Sanchez, whose children range from a 20 year old down to a third grader, decided four years ago she needed to get her degree and so, in her mid-30s, enrolled at Heritage. In her sophomore year she went to work in Moore's office because she needed money to finish school.
She had nurtured the goal of going to college, originally hoping to be an attorney, since growing up in Chicago, the city which has perhaps the largest urban Mexican-American population in the country. She moved her family to Granger when her husband relocated to the Yakima Valley.
After learning about Friends of Granger, she got involved, did some research and learned that lack of attendance was the major problem in the Granger schools.
She says she researched attendance across the country and explored what different schools were doing to address the problem and found what kinds of incentive programs to keep kids in school were working in other districts, then came up with her plan for Granger schools, but needed the funding to implement her ideas.
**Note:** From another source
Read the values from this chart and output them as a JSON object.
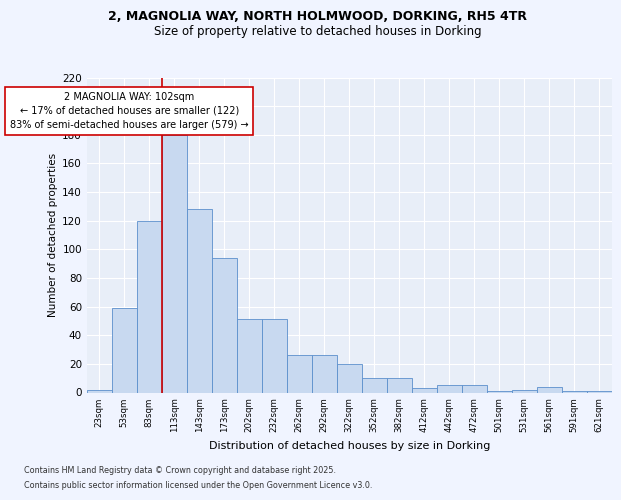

That led to the application for the grant.
Sanchez has also helped put together a series of financial literacy workshops for the Granger families and the first one, last week, exceeded all expectations as at least 500 people, representing 150 different families, showed up.
Here again incentives came into play as each family picked up food baskets, then stayed to listen to the presenters.
"When the grant got approved, I can't tell you how ecstatic I was," Sanchez said. "What I would like to see is for this program to continue because I am confident if it continues that we will see significant increases in attendance, and that thus more students will graduate and more students will go on to college."
She also shared her vision that the project "could become the protocol for other districts elsewhere that are facing attendance problems."
Meanwhile, the Heritage connection will be ratcheted up next year when18 student teachers will be working in Granger with master teachers from the School District for the entire year, five days a week in a program viewed as a national model for how teachers need to be trained.
The vision for the Heritage program is that by teaching with master teachers in some of the most challenging districts in the state, Heritage-trained teachers emerge with skills and experience no other programs can produce while also substantially moving the needle on performance for the schools and classrooms they touch.
Granger will appropriately be the initial beneficiary of this program.